Le point intéressant de ce passage, ce pourquoi précisément elle est signalée, se trouve dans la référence faite à Charles Grant et les déclarations de ce dernier. Jusqu'ici, Grant, un proche de Blair, était considéré comme le missi dominici du Premier ministre britannique sur diverses affaires importantes de sécurité (c'est Grant qui avait annoncé, précédé, préparé l'évolution européenne des Britanniques avec le sommet de Saint-Malo). Grant constituait ainsi une sorte de caution sur le thème de la “double politique” de Blair : les meilleurs rapports possibles avec les Américains, mais aussi, et même surtout, une position renforcée en Europe, jusqu'à une grande politique européenne. Cette idée semblait pouvoir correspondre à une réalité politique, essentiellement à une démarche politique, tant que Blair était perçu comme un élément modérateur de GW. Aujourd'hui, l'idée semble ne plus être applicable et les remarques dépitées, voire amères de Grant par rapport à ce qu'il disait dans les mois précédents, semblent le confirmer.
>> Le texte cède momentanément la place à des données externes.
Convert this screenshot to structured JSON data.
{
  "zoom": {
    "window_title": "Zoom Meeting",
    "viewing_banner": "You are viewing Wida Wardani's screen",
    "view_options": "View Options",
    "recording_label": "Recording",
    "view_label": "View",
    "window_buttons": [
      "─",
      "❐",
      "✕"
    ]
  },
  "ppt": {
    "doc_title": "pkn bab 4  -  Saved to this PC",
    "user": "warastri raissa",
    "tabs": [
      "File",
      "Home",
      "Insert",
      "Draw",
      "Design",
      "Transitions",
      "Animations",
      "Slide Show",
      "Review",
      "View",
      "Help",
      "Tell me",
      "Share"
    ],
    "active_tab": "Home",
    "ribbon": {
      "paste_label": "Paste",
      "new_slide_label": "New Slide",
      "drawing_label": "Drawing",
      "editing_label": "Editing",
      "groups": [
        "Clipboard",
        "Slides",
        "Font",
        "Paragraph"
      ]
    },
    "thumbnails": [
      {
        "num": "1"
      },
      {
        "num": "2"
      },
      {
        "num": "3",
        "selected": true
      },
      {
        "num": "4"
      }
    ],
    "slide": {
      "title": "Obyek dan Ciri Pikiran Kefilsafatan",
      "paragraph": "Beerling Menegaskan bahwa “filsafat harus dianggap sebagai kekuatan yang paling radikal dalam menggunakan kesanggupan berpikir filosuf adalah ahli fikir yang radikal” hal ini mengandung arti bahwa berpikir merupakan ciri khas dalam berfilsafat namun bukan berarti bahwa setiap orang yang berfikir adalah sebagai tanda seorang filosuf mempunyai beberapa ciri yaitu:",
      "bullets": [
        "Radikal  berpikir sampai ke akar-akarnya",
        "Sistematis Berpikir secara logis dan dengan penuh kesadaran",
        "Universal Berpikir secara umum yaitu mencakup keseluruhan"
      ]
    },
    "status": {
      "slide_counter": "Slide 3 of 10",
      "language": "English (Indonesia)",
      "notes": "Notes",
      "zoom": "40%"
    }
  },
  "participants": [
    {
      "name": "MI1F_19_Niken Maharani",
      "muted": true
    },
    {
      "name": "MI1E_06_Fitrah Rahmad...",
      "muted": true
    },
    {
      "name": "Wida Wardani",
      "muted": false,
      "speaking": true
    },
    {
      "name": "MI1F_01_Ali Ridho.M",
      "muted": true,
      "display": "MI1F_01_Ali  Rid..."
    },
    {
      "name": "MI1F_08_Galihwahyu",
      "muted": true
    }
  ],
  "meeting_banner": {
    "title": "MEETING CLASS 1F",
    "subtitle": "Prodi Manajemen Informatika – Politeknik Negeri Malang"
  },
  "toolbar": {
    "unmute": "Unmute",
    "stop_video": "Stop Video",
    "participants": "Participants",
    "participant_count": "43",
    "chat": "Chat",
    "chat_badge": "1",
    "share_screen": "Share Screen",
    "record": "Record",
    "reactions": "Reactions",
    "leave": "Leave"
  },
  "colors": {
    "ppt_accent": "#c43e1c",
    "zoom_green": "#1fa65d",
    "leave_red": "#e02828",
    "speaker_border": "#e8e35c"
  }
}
Ces déclarations de Grant, reprises dans l'IHT, et qui décrivent un Blair perdant de plus en plus de poids en Europe, semblent signifier que l'un des hommes qui a aidé Blair dans sa politique européenne tout en justifiant sa politique américaine, n'a plus désormais cette opinion. Elles semblent nous dire qu'effectivement, Blair est en train, avec son soutien apporté à GW, de sacrifier la dimension européenne de sa politique extérieure. C'est une indication importante. Elles nous confirment que l'orientation politique de Blair implique désormais de façon très réelle une grave crise de sa politique étrangère.